There may also be interactions with depression and downstream effects of Aniracetam's main mechanism of action, AMPA receptor modulation.
Aniracetam has been found to specifically decrease the rate of receptor desensitization in lab animal hippocampus (specifically quisqualate receptors), suggesting a potential benefit to memory formation. It does not seem affect choline uptake into hippocampal cells in any way, and actually encourages acetylcholine release.
Aniracetam also increases the release of dopamine and serotonin via cholinergic mechanisms in the prefrontal cortex, with implications in improving judgement. This may also in part explain it's involvement as an anti-depressant. Via either the same or alternate mechanisms (positive AMPA modulation) Aniracetam has also been shown to reduce impulsiveness in the rat.

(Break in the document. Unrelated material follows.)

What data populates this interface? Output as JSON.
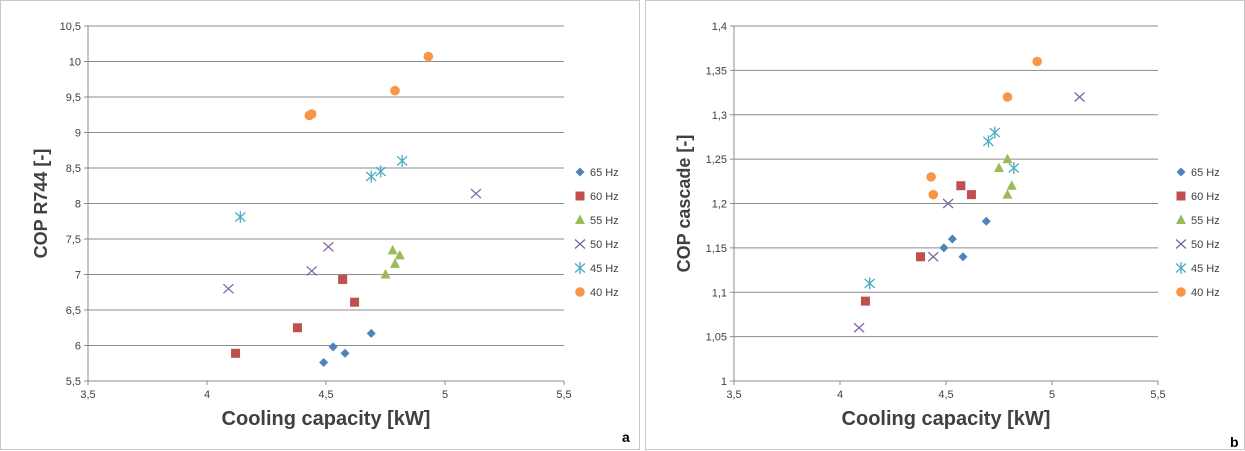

Through the general mechanism of AMPA modulation (and thus applicable to Piracetam and Oxiracetam), Ampakines can upregulate Brain-derived Neurotrophic factor (BDNF) for, although the effects can attentuate rapidly via reduced AMPA receptor levels. One study perfomed on rat hippocampus slices in vitro suggested that that AMPA receptor attenutaion can be avoided by stimulating the cultures for 24 hrs, followed by a 24 hr washout period. The 24 hrs on/ 24 hrs off stimulation protocol was able to maintain increased levels of BDNF expression over a 5 day period.
Further studies on rat hippocampus slices cultured in vitro suggest that AMPA receptor attenuation can similarly be circumvented with a daily dosing protocol of 3 hrs. More research is needed to determine whehter such attenuation can be avoided in vivo with a similar intermittent dosing protocol. Since BDNF is implicated in increasing adult neural plasticity, such studies would be of great interest in the neurology field.
It is also being studied in other cognitive deficits such as Alzheimer's disease or other cognitive ailments as either a mechanism to biologically reverse neurological changes or to alleviate symptoms of said disorders.
Aniracetam has also been implicated in rats to alleviate some cognitive deficits in the hippocampus onset by Fetal Alcohol Syndrome (FAS) in a dosage of 50mg/kg bodyweight.